Last Thursday I finally got off my butt and gave Oia a good scrubbing to get rid of the accumulated filth of a few months in the marina coupled with various recent dusty projects. She’s looking… decent. I still can’t wait for a new paint job, particularly on the deck, which is in dire need of it.
I also finally got around to cleaning the track and car on the boom (with turpentine) and liberally applying some Sailkote to smooth out the operation of the furling mainsail. Sailkote is pretty great stuff, and it definitely helped, but unfortunately the only thing that’ll really solve the problems with the furling mainsail is getting rid of it.
Toward that end I spent a good part of Friday taking photographs (easy) and measurements (hard) of the rigging, to send to David at Precision Shipwright in Phuket so we can start planning the overhaul. Here’s an overview of the current rig:
Compared with a lot of other boats these days, Oia is pretty simple: your basic sloop rig, no inner staysails and so no running backstays, only one set of spreaders, etc. There are a few things I’ve identified that I want to work on:
- Replacing the furling mainsail with a standard slab-reefed one
- Pulling the mast and boom, giving them a good paint job, and inspecting/replacing hardware as necessary
- Getting a rigger to go over the standing and running rigging and make sure it’s all okay, replacing where it’s not
- Installing some lazy jacks so the new slab-reefed main is easy to deal with
- Re-routing some of the running rigging along the deck and through the hard dodger, and probably adding at least one winch atop the cabin next to the companionway
- Improving the purchase and the routing of the traveler lines: this was definitely an annoyance during previous trips
- Adding a solent stay with a highfield lever, which seems like a great idea mainly based on Lee and Rachel’s experiences with theirs.

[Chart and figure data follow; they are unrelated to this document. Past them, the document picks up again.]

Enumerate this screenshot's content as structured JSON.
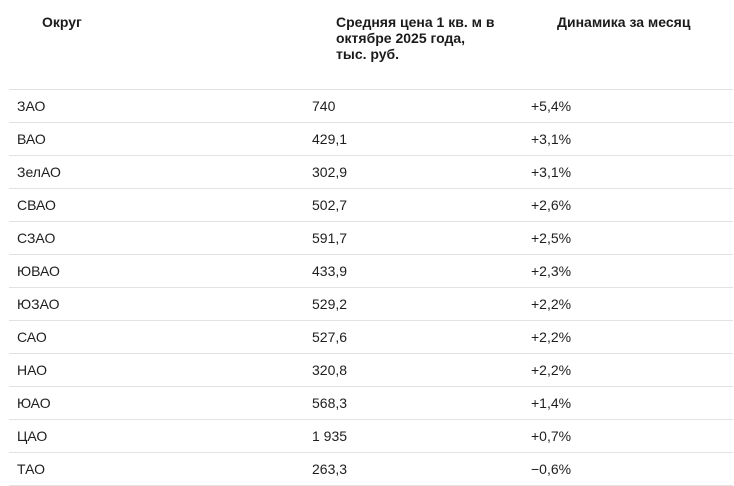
{
  "headers": {
    "district": "Округ",
    "price": "Средняя цена 1 кв. м в октябре 2025 года, тыс. руб.",
    "dynamics": "Динамика за месяц"
  },
  "rows": [
    {
      "district": "ЗАО",
      "price": "740",
      "dynamics": "+5,4%"
    },
    {
      "district": "ВАО",
      "price": "429,1",
      "dynamics": "+3,1%"
    },
    {
      "district": "ЗелАО",
      "price": "302,9",
      "dynamics": "+3,1%"
    },
    {
      "district": "СВАО",
      "price": "502,7",
      "dynamics": "+2,6%"
    },
    {
      "district": "СЗАО",
      "price": "591,7",
      "dynamics": "+2,5%"
    },
    {
      "district": "ЮВАО",
      "price": "433,9",
      "dynamics": "+2,3%"
    },
    {
      "district": "ЮЗАО",
      "price": "529,2",
      "dynamics": "+2,2%"
    },
    {
      "district": "САО",
      "price": "527,6",
      "dynamics": "+2,2%"
    },
    {
      "district": "НАО",
      "price": "320,8",
      "dynamics": "+2,2%"
    },
    {
      "district": "ЮАО",
      "price": "568,3",
      "dynamics": "+1,4%"
    },
    {
      "district": "ЦАО",
      "price": "1 935",
      "dynamics": "+0,7%"
    },
    {
      "district": "ТАО",
      "price": "263,3",
      "dynamics": "−0,6%"
    }
  ]
}
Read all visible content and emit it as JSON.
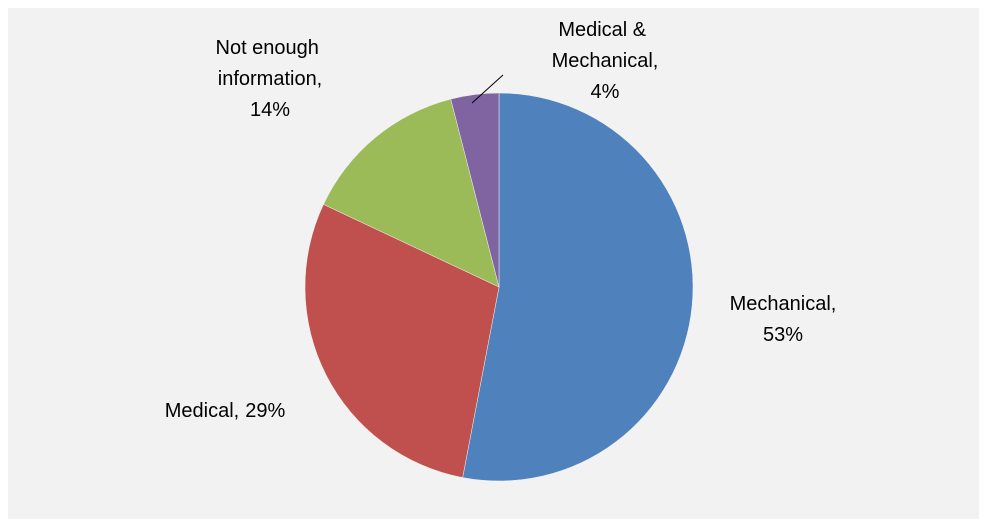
{
  "chart_data": {
    "type": "pie",
    "categories": [
      "Mechanical,",
      "Medical,",
      "Not enough\ninformation,",
      "Medical &\nMechanical,"
    ],
    "values": [
      53,
      29,
      14,
      4
    ],
    "value_labels": [
      "53%",
      "29%",
      "14%",
      "4%"
    ],
    "colors": [
      "#4f81bd",
      "#c0504d",
      "#9bbb59",
      "#8064a2"
    ]
  }
}
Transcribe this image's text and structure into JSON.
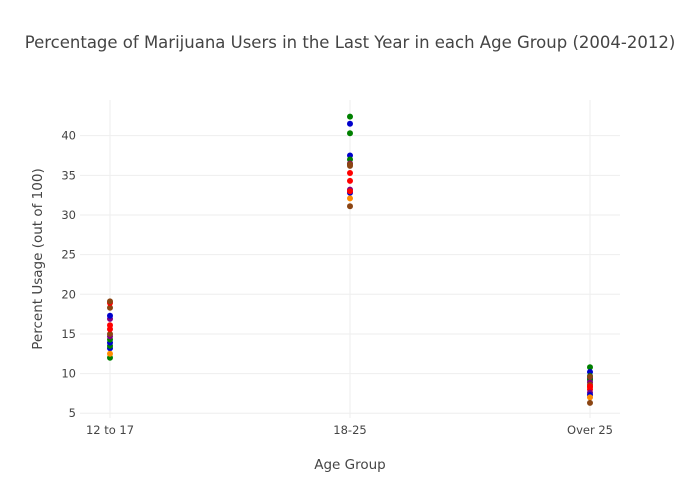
{
  "chart_data": {
    "type": "scatter",
    "title": "Percentage of Marijuana Users in the Last Year in each Age Group (2004-2012)",
    "xlabel": "Age Group",
    "ylabel": "Percent Usage (out of 100)",
    "categories": [
      "12 to 17",
      "18-25",
      "Over 25"
    ],
    "ylim": [
      4.4,
      44.5
    ],
    "yticks": [
      5,
      10,
      15,
      20,
      25,
      30,
      35,
      40
    ],
    "grid": true,
    "legend": "none",
    "series": [
      {
        "color": "#008000",
        "values": [
          12.0,
          42.4,
          10.8
        ]
      },
      {
        "color": "#0000cc",
        "values": [
          13.2,
          41.5,
          10.2
        ]
      },
      {
        "color": "#008000",
        "values": [
          13.5,
          40.3,
          9.7
        ]
      },
      {
        "color": "#0000cc",
        "values": [
          13.9,
          37.5,
          9.4
        ]
      },
      {
        "color": "#008000",
        "values": [
          14.3,
          37.0,
          9.2
        ]
      },
      {
        "color": "#800080",
        "values": [
          14.7,
          36.5,
          8.9
        ]
      },
      {
        "color": "#8B4513",
        "values": [
          15.0,
          36.2,
          8.6
        ]
      },
      {
        "color": "#ff0000",
        "values": [
          15.6,
          35.3,
          8.3
        ]
      },
      {
        "color": "#ff0000",
        "values": [
          16.1,
          34.3,
          8.0
        ]
      },
      {
        "color": "#800080",
        "values": [
          16.9,
          33.2,
          7.6
        ]
      },
      {
        "color": "#0000cc",
        "values": [
          17.3,
          32.8,
          7.3
        ]
      },
      {
        "color": "#ff8c00",
        "values": [
          12.5,
          32.1,
          7.0
        ]
      },
      {
        "color": "#8B4513",
        "values": [
          18.3,
          31.1,
          6.3
        ]
      },
      {
        "color": "#ff0000",
        "values": [
          18.9,
          33.0,
          8.4
        ]
      },
      {
        "color": "#8B4513",
        "values": [
          19.1,
          36.4,
          9.6
        ]
      }
    ]
  }
}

So far I’m mostly thinking about the details of the mainsail overhaul. The gooseneck was rebuilt to incorporate a furler:
After the furler is gone, the whole gooseneck will need to be cut down which will bring the boom quite a bit closer to the mast. That seems complicated but probably isn’t such a big job: just some cutting and welding at a machine shop. The worst part of the furler modifications made by the last owner is what they did to the boom:
The forward 1/3 or so of the boom is untouched and still has the usual inset groove in which the foot of a slab-reefed sail is inserted. But the aft part of the boom has been modified with a raised track and car installed. It doesn’t look like it’ll be easy (probably not even possible) to remove:
Not only was the track bolted on (and maybe welded, it’s hard to tell), but the inset groove was filled with a sealant that probably can’t be removed. It seems my best hope of not needing a new boom altogether may just be to install similar track on the forward section of the boom and then modify my slab-reefing main to attach to the track somehow. I’ll wait for David to advise me on that.

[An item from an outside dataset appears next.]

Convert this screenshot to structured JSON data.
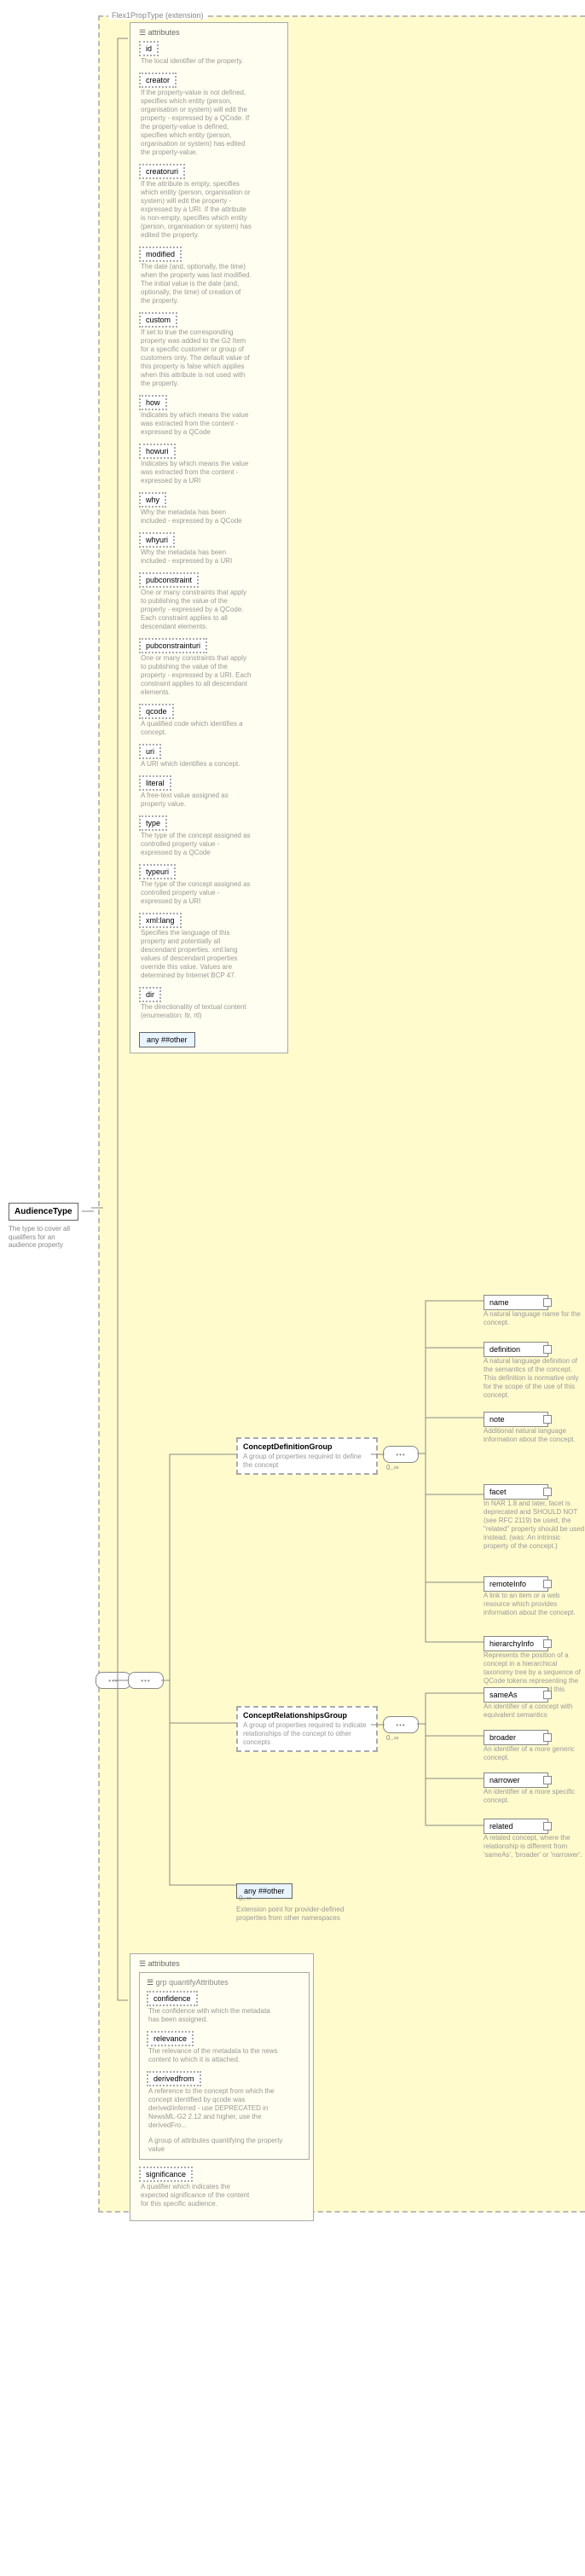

The PO also removed a portion of the external sail track on the mast. There are two: mainsail track and trisail track. I still have all the track sections that were removed though, and re-riveting them should be simple.
When we were sailing to Tioman and back Doug suggested some modifications to add purchase to the traveler, which is really hard to control under any kind of load. In thinking about that I also decided the traveler lines should probably be routed back to the cockpit, probably just under the dodger. The current traveler is just a raised SS tube with a car on it. It actually works just fine, except for the difficulty in adjusting it under load:
Looks like I ought to give it a good polishing sometime soon though.
I’m also planning to get some new sails made in Phuket, so I measured the whole rig as precisely as I could and was up and down the mast a couple of times for that. I ended up with some rough diagrams that need some cleaning up:
I’m happy to have finally gotten the ball rolling on getting rid of the furling mainsail. It’s actually the last major project in the pipeline before I feel we’re ready for some serious cruising: there’s light at the end of the tunnel!
I also spent a little time working on edge gluing teak planks so I can build a box for the chartplotter. Here’s my makeshift clamping contraption:
It’s working pretty well so far, but it is definitely hard to get the two planks lying perfectly flat when you start to tighten the side clamps. Also, I’m going to need some bigger bar clamps to finish the job.
Last but not least, I put on my scuba gear Sunday and went for a dive to do some bottom cleaning while Charlene supervised from above. It’s certainly a lot easier with scuba gear than with a snorkel, and it’s nice to be able to take some time to inspect the hull, through-hulls, prop, zinc, etc without running out of breath.
My dive tank is a little small: it ran low just as I was finishing scrubbing the hull. I’m hoping to stick to a 2-3 week schedule of bottom cleaning to cut down on the messiness of the job. After about a month the barnacles really start to stick.